# Travel Trailer Needed



## chrisg (Oct 7, 2003)

Greetings. I am looking for a travel trailer to keep on my property near Kalkaska. Cant afford afford anything expensive. Its for me an my two teen boys and younger daughter to spend weekends in about once a month. I will pay cash, but only have a few grand. If you know of anybody that has something they want to get rid of of please let me know. I am over here in Baghdad, at Camp Liberty and return home on the 25th of March. Been here and up north Iraq for a year. Need to get some up north time with the kids! Just thought I would reach out here on this forum.
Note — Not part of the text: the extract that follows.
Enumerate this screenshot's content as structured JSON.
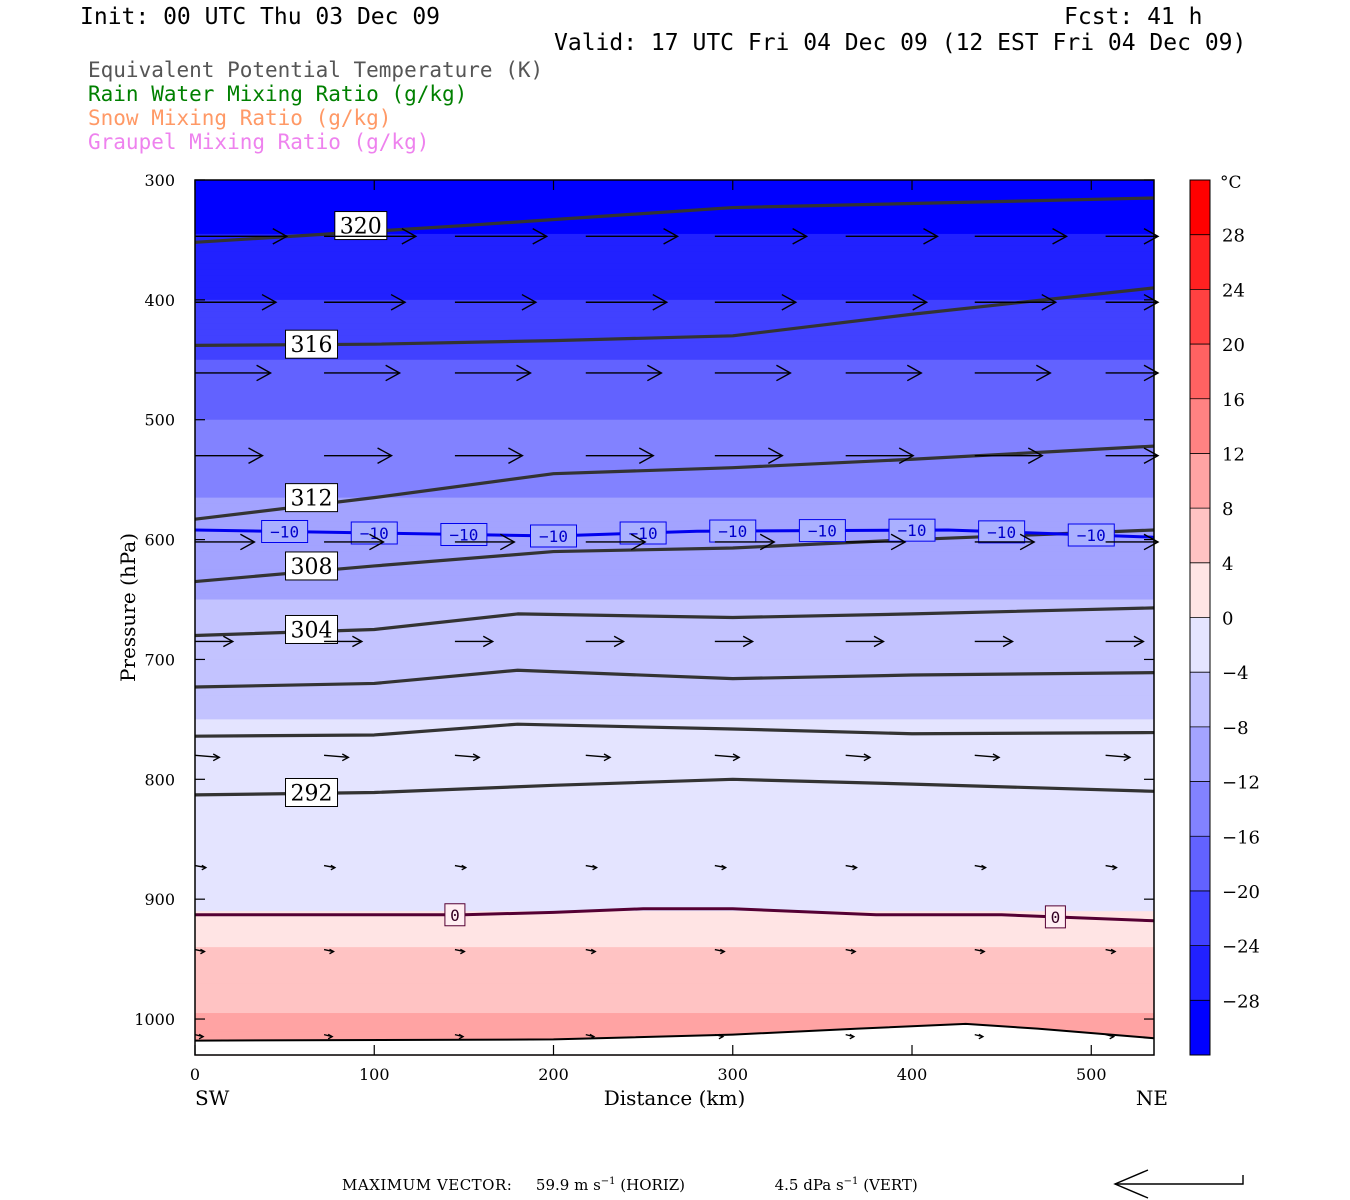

Thanks

Chris 

[email protected] or [email protected]


----------



## john warren (Jan 25, 2005)

theres a ton of decent trailers out there that would fit your needs. don't be in a hurry. watch the sides of the roads as you travel around . anytime you go somewhere stay off the highway and stick to the 2 lane blacktops and you will see dozens on every trip.


----------



## slowpoke (Jan 30, 2001)

There are some on the MS site for sell.


----------



## jstfish48162 (Mar 8, 2003)

first off....THANK YOU for allowing my family to sleep soundly at night.

second...check the classifieds forum on this site....there is a camper fitting your description for sale there.


----------